University of British Columbia
Moving beyond reconciliation through public indigenous art
In March 2014, the Truth and Reconciliation Commission of Canada (TRC) wrapped up nearly four years of public hearings into Indian residential schools, but for many Aboriginal artists, the story has just begun to be told.
Over the past three years, Dr. Dylan Robinson, a Stó:lõ First Nations scholar and artist, worked with scholars and artists in examining the role of the arts in the TRC. He is now collaborating with other First Nations artists on ways to better engage the Canadian public in understanding the history and ongoing impacts of residential schools on Aboriginal peoples across Canada. His research is examining the use of more traditional forms of public art, such as sculptures or monuments, as well as new forms such as performance art or interventions that encourage dialogue between members of the Aboriginal and non-Aboriginal public. Some of the works Robinson studies will include those funded by the TRC, which allocated $20 million for the creation of new commemorative projects related to residential school history.
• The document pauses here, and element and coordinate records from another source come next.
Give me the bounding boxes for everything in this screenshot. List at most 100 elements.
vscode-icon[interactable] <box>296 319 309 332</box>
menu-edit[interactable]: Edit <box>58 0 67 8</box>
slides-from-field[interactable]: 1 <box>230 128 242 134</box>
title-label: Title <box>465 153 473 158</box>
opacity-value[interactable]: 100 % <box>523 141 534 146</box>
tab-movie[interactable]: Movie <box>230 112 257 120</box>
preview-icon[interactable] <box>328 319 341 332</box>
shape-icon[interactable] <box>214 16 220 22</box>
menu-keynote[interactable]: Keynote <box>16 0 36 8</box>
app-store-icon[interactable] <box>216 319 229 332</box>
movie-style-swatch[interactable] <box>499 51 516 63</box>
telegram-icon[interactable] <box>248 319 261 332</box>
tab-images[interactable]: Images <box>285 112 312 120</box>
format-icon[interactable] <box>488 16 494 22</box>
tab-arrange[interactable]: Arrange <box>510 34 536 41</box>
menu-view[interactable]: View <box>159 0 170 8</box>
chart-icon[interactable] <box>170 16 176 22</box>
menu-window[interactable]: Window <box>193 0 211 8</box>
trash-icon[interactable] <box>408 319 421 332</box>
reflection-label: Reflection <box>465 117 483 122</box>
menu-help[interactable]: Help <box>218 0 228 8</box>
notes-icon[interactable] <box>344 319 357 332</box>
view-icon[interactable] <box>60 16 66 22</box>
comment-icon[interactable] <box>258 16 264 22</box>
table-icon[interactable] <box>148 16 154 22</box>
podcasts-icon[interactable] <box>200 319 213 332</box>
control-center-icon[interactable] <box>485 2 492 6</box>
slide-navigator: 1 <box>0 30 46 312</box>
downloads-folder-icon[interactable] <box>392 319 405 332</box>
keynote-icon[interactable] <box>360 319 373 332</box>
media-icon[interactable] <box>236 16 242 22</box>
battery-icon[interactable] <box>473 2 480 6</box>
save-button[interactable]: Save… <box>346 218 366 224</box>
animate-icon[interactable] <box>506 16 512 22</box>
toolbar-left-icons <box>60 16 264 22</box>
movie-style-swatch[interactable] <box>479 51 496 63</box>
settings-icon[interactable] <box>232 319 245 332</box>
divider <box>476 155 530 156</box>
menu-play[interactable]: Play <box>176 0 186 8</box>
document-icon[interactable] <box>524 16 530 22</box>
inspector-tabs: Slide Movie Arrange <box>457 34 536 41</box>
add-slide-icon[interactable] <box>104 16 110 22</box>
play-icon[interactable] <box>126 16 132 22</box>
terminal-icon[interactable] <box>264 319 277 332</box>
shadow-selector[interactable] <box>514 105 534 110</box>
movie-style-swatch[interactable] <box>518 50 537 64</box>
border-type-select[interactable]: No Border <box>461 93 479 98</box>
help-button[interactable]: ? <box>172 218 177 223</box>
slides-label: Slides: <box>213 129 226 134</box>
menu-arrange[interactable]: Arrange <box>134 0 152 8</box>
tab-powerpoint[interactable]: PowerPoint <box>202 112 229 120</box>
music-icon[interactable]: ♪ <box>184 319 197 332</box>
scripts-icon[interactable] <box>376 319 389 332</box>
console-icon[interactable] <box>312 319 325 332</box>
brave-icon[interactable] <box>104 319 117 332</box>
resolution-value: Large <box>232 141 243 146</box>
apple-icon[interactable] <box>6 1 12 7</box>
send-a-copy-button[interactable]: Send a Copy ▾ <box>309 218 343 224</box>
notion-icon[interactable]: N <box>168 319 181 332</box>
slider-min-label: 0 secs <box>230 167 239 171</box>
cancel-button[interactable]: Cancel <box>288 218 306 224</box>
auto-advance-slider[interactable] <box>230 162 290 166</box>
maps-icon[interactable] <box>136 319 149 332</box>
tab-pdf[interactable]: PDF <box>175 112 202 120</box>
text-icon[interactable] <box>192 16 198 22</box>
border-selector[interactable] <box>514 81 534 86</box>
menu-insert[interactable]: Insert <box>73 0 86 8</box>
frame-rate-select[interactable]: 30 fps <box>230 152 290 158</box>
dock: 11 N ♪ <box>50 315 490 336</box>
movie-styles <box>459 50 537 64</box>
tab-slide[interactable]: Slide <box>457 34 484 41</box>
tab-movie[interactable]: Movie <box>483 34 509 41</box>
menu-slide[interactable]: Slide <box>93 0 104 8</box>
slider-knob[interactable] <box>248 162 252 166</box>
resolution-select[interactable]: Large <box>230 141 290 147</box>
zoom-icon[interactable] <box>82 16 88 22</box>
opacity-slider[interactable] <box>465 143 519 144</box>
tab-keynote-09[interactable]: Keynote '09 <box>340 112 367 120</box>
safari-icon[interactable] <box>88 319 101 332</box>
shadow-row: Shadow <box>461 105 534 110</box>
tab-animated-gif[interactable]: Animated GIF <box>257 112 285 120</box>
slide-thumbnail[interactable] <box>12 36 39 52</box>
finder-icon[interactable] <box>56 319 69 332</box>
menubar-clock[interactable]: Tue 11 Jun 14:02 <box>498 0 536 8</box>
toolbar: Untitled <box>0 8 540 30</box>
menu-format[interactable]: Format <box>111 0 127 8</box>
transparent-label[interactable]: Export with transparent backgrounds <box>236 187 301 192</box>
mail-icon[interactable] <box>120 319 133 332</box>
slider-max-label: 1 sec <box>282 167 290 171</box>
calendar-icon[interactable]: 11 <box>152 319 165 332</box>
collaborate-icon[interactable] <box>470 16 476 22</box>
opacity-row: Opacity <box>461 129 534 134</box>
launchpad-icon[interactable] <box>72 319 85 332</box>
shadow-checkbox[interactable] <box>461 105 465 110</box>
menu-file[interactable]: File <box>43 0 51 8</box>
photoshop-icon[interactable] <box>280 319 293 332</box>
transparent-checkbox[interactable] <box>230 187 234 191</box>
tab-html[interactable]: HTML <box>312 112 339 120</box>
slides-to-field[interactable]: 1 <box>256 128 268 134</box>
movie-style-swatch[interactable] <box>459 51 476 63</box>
"I'm interested both in new forms of public art, and new relationships where the public considers their intergenerational responsibility to address the contemporary effects of the residential schools on Aboriginal peoples," says Robinson, who is also documenting the history of Indigenous public art across North America and Australia. "Public works have the potential to provoke, interest and ask difficult and challenging questions. They also have the potential to have a lasting and positive effect on our understanding of Indigenous history and the social issues Indigenous communities face."